3.2      Verweerster diende de belangen van haar cliënte te behartigen. De inhoud van de dagvaarding en de daarin gestelde vordering was bij (de bewindvoerders van) klager bekend. Het stond verweerster vrij om in opdracht van haar cliënte een kort geding tegen klager te voeren. Het lag op de weg van (de belangenbehartigers van) klager om tijdig en volledig aan de vorderingen van de cliënte van verweerster te voldoen, dan wel zich hiertegen in rechte te verweren. De raad is van oordeel dat de voorzitter bij de beoordeling van de klacht de juiste maatstaf heeft toegepast en voorts acht heeft geslagen op alle relevante omstandigheden van het geval. Naar het oordeel van de raad kunnen de door klager in verzet aangevoerde gronden niet slagen en heeft de voorzitter de klacht terecht en op juiste gronden kennelijk ongegrond bevonden.

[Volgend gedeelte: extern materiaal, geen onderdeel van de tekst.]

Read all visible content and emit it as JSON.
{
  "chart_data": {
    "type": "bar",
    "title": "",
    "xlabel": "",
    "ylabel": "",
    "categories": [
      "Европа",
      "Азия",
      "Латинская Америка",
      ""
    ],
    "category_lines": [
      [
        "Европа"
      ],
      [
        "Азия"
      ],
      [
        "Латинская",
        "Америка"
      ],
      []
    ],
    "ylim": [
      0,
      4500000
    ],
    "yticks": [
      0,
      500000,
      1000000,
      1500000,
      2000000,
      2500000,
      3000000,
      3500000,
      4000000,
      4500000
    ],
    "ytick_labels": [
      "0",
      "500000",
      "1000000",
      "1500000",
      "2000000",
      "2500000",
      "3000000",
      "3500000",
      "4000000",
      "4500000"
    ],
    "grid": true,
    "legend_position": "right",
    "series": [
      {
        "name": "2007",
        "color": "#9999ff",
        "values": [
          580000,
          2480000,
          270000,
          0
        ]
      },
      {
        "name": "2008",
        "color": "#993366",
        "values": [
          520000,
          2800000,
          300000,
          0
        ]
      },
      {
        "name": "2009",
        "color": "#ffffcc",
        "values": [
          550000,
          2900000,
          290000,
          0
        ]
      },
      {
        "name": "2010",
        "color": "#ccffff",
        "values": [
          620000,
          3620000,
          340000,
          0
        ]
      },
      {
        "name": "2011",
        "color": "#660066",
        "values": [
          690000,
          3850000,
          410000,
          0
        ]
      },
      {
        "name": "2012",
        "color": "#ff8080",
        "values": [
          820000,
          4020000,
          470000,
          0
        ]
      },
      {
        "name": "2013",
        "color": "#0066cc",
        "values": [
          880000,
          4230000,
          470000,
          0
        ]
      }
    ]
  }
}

3.3      Nu het verzet van klager tegen de beslissing van de voorzitter ook overigens geen nieuwe gezichtspunten oplevert is er geen plaats voor verder onderzoek naar de klacht en moet het verzet ongegrond worden verklaard.

 

BESLISSING

 

De raad van discipline:

 

verklaart het verzet ongegrond.

 

Aldus beslist door mr.  G.J.E. Poerink , voorzitter, mrs. U.T. Hoekstra en S.A.R. Lely , leden, bijgestaan door mr. I.J.M. Huysmans-van Opstal, als griffier en uitgesproken ter openbare zitting van 9 oktober 2017.

 

 

 

Griffier                                            Voorzitter

 

 

 

 

 

 

 

mededelingen van de griffier ter informatie:

 

Deze beslissing is in afschrift op 9 oktober 2017

 

verzonden aan:

-           klagers

-           de gemachtigde van verweerster

-           de deken van de Orde van Advocaten in het arrondissement Oost-Brabant

 

 

 

Op grond van artikel 46h lid 7 Advocatenwet kan van deze beslissing geen hoger beroep worden ingesteld.